From "Play My Workout Playlist" to a Real Android Tap Plan
· Tech
Built for the Build Small Hackathon Backyard AI track, sponsored by Modal. Also published on Hugging Face.
Introduction
How does a 3B-parameter model turn messy phone requests into replayable UI automation without shipping your life to a cloud API?
The Problem with Phone Automation Today
You say: “text mom on whatsapp i’m on my way.”
A voice assistant might reply with a web search, a generic “I can’t do that,” or a cloud API call that only works if WhatsApp cooperates. What you actually want is simpler and more direct: open WhatsApp, find Mom, type the message, send it.
That gap between natural language and deterministic UI actions on a real device is what Android Skill Router is built to close.
Why cloud agents fall short for personal automation
Most phone automation today follows one of two paths:
| Approach |
Strength |
Weakness |
| Cloud voice assistants |
Understand broad language |
Can’t tap your apps; privacy concerns; needs network |
| Macro/script tools |
Deterministic replay |
Require exact trigger phrases; no natural language |
| Vision-based agents |
Flexible |
Slow, expensive, hallucinate UI coordinates |
Android Skill Router takes a third path: a small local classifier that understands messy language, paired with pre-recorded UI trajectories that an accessibility runtime replays exactly.
The core insight:
You don’t need a 70B frontier model to do the tapping. You need a 3B model to understand what you mean, then hand off to a fixed replay plan.
"play my workout playlist"
→ spotify_play_playlist
→ trajectories/spotify_play_playlist.json
→ Pocket Automator replays taps on device
This is the classifier layer of the Pocket Automator stack: record once on your phone, route forever with a tiny local model.
The Architecture: Classify, Route, Replay
The system has three layers, each deliberately small and composable.
Figure: Natural language prompts flow through a fine-tuned classifier into skill routing and trajectory replay.

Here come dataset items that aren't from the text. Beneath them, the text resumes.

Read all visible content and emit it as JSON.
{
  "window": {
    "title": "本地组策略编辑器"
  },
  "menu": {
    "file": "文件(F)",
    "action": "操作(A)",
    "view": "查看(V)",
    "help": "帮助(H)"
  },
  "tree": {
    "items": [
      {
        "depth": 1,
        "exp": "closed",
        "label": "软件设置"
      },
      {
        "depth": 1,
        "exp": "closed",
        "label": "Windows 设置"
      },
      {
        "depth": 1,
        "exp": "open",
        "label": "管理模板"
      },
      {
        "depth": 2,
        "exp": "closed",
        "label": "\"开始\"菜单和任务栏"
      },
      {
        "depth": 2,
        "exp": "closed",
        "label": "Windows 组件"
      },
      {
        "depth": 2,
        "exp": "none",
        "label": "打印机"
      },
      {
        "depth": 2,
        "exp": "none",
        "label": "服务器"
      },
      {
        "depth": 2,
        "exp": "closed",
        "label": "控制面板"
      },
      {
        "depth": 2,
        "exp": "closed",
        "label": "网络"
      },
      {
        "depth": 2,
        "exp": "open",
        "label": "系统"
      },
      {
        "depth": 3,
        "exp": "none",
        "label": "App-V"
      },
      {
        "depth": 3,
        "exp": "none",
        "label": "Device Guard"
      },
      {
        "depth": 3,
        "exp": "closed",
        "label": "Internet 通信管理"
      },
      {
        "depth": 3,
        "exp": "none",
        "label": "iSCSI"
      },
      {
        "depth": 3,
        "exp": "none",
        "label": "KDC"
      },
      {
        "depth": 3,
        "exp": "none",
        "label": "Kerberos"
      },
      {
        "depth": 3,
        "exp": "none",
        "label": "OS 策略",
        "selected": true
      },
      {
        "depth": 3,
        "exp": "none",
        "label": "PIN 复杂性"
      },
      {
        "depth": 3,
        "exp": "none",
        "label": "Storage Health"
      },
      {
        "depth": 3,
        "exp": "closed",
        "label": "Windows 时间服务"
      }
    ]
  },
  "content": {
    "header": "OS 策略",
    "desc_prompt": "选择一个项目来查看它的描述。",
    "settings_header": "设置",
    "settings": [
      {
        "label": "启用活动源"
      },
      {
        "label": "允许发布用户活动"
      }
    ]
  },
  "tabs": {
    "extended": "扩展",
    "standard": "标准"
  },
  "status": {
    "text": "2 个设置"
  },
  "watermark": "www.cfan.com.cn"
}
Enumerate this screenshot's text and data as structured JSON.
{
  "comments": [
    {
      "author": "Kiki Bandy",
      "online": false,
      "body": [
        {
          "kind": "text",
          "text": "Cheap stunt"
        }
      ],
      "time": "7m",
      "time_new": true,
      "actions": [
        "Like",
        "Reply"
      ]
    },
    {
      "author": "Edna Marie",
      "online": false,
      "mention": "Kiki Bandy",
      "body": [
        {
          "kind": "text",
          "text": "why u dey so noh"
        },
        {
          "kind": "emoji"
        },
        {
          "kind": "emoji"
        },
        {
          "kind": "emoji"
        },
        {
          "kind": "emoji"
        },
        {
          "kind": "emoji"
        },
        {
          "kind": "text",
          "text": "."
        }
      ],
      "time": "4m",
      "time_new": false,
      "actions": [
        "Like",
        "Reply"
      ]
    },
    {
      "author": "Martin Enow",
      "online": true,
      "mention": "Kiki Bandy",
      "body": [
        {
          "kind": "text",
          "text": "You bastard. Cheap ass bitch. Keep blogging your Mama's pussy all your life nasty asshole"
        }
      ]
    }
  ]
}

Layer 1: Intent classifier
A fine-tuned Qwen2.5-3B-Instruct model receives a user prompt and returns structured JSON:
{
"skill": "whatsapp_send_message",
"parameters": {
"contact": "mom",
"message": "i'm on my way"
}
}
The model handles slang, typos, incomplete phrasing, and app disambiguation (WhatsApp vs Gmail vs Slack). It never invents UI steps. It only picks from 15 known skills and extracts parameter slots.
Layer 2: Skill router
A deterministic lookup table maps skill names to trajectory files:
SKILL_TO_TRAJECTORY = {
"whatsapp_send_message": "trajectories/whatsapp_send_message.json",
"spotify_play_playlist": "trajectories/spotify_play_playlist.json",
# ... 15 skills total
}
If the model returns whatsapp_send_message, the router loads trajectories/whatsapp_send_message.json. No guessing, no hallucination. If the skill doesn’t exist or the file is missing, the system fails loudly with a clear error.
The router also includes defensive parsing: skill aliases (send_whatsapp → whatsapp_send_message), JSON extraction from noisy model output, and keyword fallbacks when the model returns an unknown label.

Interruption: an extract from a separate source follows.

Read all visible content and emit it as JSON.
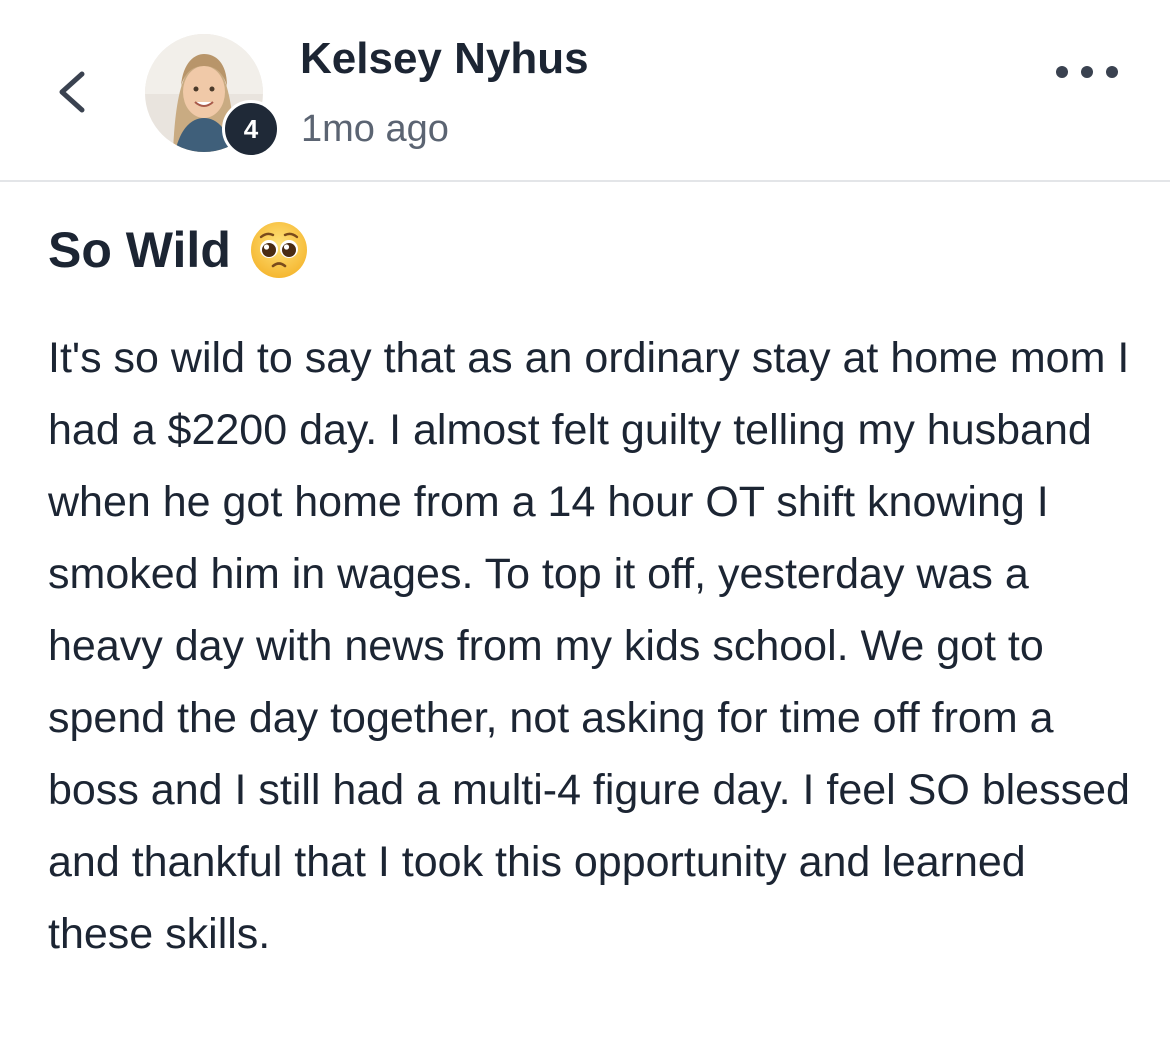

Layer 3: Trajectory replay
Each trajectory is a JSON file exported from Pocket Automator, an Android accessibility recorder. It contains:
- A task description (the original human intent)
- The target app package (
com.whatsapp, com.spotify.music, etc.)
- A sequence of steps, each with a full UI tree snapshot and an action
Example step from a WhatsApp trajectory:
{
"timestamp": 4024,
"screen": { /* full accessibility tree */ },
"action": {
"type": "click",
"resourceId": "com.motorola.launcher3:id/icon",
"contentDescription": "WhatsApp",
"path": [0, 0, 0, 0, 2, 0, 0]
},
"packageName": "com.motorola.launcher3"
}
Action types include click, set_text, and scroll gestures. Pocket Automator resolves nodes at replay time using resource IDs, content descriptions, and tree paths, so minor UI changes don’t break the flow.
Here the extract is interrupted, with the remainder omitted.